To study breast cancer metastases using preclinical models 

My research objectives are aimed towards understanding and developing therapeutic interventions for breast cancer and metastases. My program of work comprises of two main interests; brain metastasis and role of neo-antigens in triple-negative breast cancer. I am interested in understanding the influence of the  unique tumour/tissue microenvironment (TME) in metastases, which is known to play a role in this process. To achieve this I have established brain metastatic tumours from the breast using intra-cranial, intra-cardiac preclinical models along with molecular biology, genomic and proteomic tools. In triple-negative breast cancer I am determining biomarkers in the neoadjuvant setting especially neo-antigens.

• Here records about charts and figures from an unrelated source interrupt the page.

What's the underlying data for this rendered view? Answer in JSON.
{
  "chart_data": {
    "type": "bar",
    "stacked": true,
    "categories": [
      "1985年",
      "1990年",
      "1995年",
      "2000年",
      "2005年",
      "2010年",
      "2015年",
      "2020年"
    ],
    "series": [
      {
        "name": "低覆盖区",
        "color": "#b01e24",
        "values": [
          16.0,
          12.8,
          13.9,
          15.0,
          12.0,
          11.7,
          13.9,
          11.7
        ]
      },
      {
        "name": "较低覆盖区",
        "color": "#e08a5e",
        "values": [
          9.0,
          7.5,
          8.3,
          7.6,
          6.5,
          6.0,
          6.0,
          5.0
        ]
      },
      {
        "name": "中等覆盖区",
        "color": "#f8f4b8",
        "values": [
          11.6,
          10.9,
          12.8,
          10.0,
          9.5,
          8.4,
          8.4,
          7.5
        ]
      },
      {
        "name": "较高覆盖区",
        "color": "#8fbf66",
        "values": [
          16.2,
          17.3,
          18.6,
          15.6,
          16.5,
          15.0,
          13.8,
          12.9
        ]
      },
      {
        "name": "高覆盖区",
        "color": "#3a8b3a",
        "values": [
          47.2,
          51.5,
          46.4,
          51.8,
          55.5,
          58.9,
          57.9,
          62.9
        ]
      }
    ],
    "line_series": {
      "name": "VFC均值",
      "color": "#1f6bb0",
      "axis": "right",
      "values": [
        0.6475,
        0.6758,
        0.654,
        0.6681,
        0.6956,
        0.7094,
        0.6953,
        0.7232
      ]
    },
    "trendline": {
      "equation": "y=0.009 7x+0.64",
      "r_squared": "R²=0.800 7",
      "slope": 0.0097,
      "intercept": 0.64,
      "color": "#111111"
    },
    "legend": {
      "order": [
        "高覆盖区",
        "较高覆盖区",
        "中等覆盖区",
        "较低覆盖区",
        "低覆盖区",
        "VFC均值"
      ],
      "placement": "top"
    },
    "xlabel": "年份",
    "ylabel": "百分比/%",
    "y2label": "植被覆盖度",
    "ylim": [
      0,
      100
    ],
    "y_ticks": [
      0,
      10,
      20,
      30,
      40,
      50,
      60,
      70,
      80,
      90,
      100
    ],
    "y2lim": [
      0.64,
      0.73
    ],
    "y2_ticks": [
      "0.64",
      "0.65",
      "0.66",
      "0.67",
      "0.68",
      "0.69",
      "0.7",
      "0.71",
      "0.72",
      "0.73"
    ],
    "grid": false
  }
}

I am exploring the expression of neo-antigens using immunohistochemical techniques in patients with neoadjuvant chemotherapy.  I use a variety of statistical algorithms and clinical data analysis tools to achieve this.

Researcher biography

I am a molecular biologist with an honours degree in Medical Biotechnology (The University of Abertay, Dundee, Scotland) and a PhD in Physiology and Medicine from the University of Otago (Dunedin, New Zealand) specialising in assessing disease biomarkers in formalin-fixed tissues and development and use of preclinical disease models. I moved to Australia to pursue my passion for cancer research and employ my expertise in breast cancer brain metastases.